For dealers, production forecasts play a crucial role in ensuring vehicle availability, optimizing inventory planning, and informing sales strategies. By understanding changes in regional production, dealers can better anticipate shifts in vehicle supply and demand, particularly for in-demand segments like hybrids and EVs. 

The impact of tariffs and regulatory changes can affect vehicle pricing and dealer profit margins. Furthermore, dealers operating in markets heavily influenced by imports or exports can benefit from understanding how trade policies and tax regulations affect vehicle flows and the competitive landscape. 

Key takeaways:

  • North America shows production strength in 2025
    The region’s light vehicle production forecast increased by 241,000 units for 2025, underscoring the resilience of the supply chain.
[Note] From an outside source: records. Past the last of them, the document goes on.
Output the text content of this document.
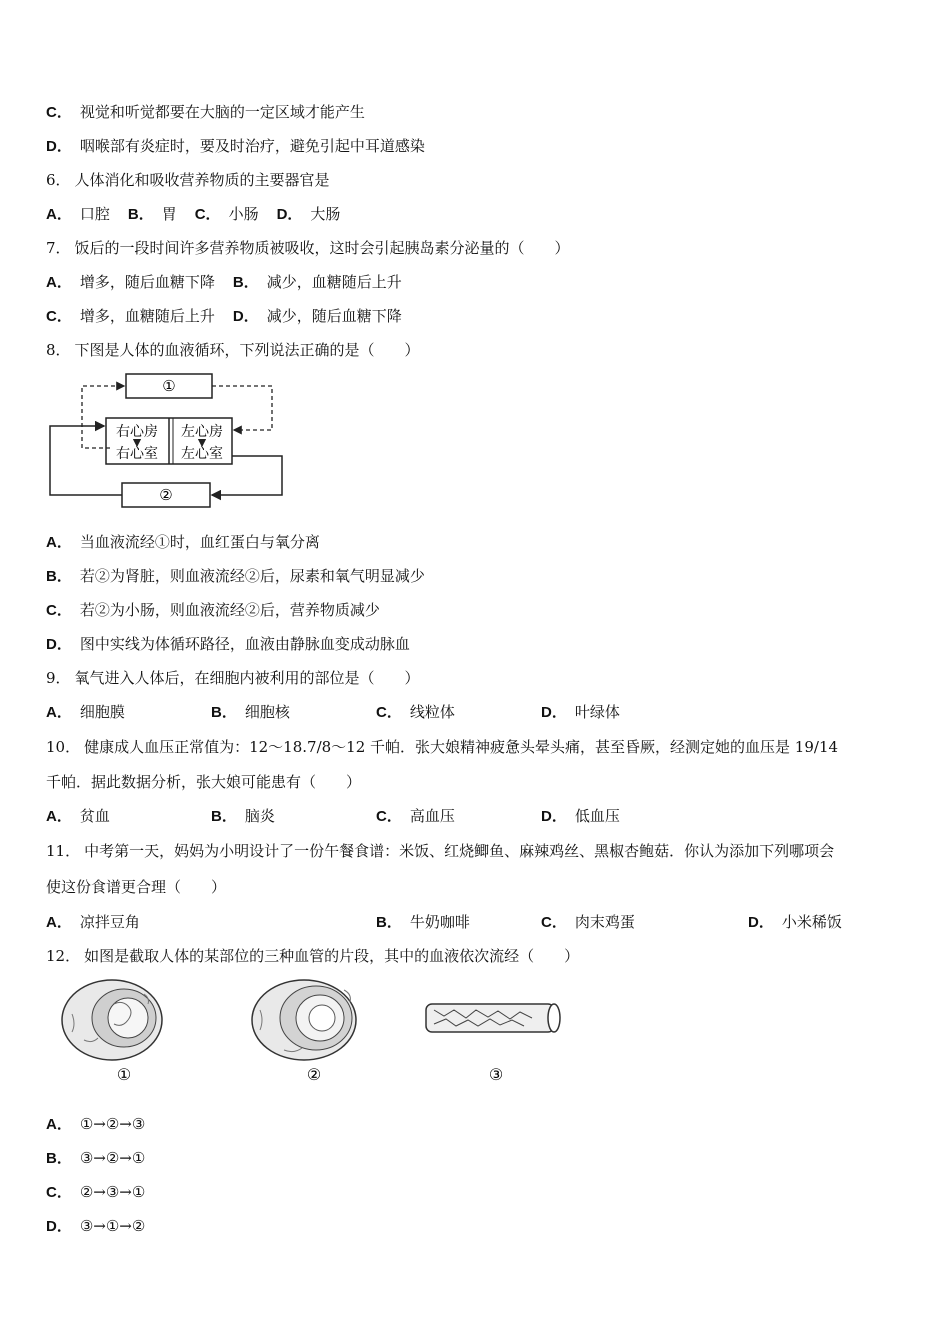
C． 视觉和听觉都要在大脑的一定区域才能产生
D． 咽喉部有炎症时，要及时治疗，避免引起中耳道感染
6． 人体消化和吸收营养物质的主要器官是
A． 口腔 B． 胃 C． 小肠 D． 大肠
7． 饭后的一段时间许多营养物质被吸收，这时会引起胰岛素分泌量的（　　）
A． 增多，随后血糖下降 B． 减少，血糖随后上升
C． 增多，血糖随后上升 D． 减少，随后血糖下降
8． 下图是人体的血液循环，下列说法正确的是（　　）
①
②
右心房
右心室
左心房
左心室
A． 当血液流经①时，血红蛋白与氧分离
B． 若②为肾脏，则血液流经②后，尿素和氧气明显减少
C． 若②为小肠，则血液流经②后，营养物质减少
D． 图中实线为体循环路径，血液由静脉血变成动脉血
9． 氧气进入人体后，在细胞内被利用的部位是（　　）
A． 细胞膜	B． 细胞核	C． 线粒体	D． 叶绿体
10． 健康成人血压正常值为：12～18.7/8～12 千帕．张大娘精神疲惫头晕头痛，甚至昏厥，经测定她的血压是 19/14
千帕．据此数据分析，张大娘可能患有（　　）
A． 贫血	B． 脑炎	C． 高血压	D． 低血压
11． 中考第一天，妈妈为小明设计了一份午餐食谱：米饭、红烧鲫鱼、麻辣鸡丝、黑椒杏鲍菇．你认为添加下列哪项会
使这份食谱更合理（　　）
A． 凉拌豆角	B． 牛奶咖啡	C． 肉末鸡蛋	D． 小米稀饭
12． 如图是截取人体的某部位的三种血管的片段，其中的血液依次流经（　　）
①	②	③
A． ①→②→③
B． ③→②→①
C． ②→③→①
D． ③→①→②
However, outlooks for 2026 and 2027 were lowered due to inventory normalization and ongoing tariff effects.
  • Greater China’s production boost fueled by NEV growth
    China’s forecast rose sharply by over 160,000 units for 2025, supported by government subsidies and a booming new energy vehicle market, though foreign brands face competitive headwinds.
  • Europe’s production outlook improved despite inventory reductions
    Europe’s 2025 production forecast increased by 90,000 units, with gains especially in ICE vehicles, due to updated EU regulations and expected tariff reductions starting in 2026.
  • EV production faces volatility
    North American BEV production forecasts were materially reduced, reflecting uncertainty over subsidy programs and emissions standards, which could affect dealer EV inventories.
  • Emerging markets see mixed outcomes
    Brazil’s new tax regime lifts South America’s forecast by 56,000 units, but Argentina’s production is expected to decline. South Asia’s outlook is mixed, with ASEAN exports rising but India facing production challenges and rare earth supply risks.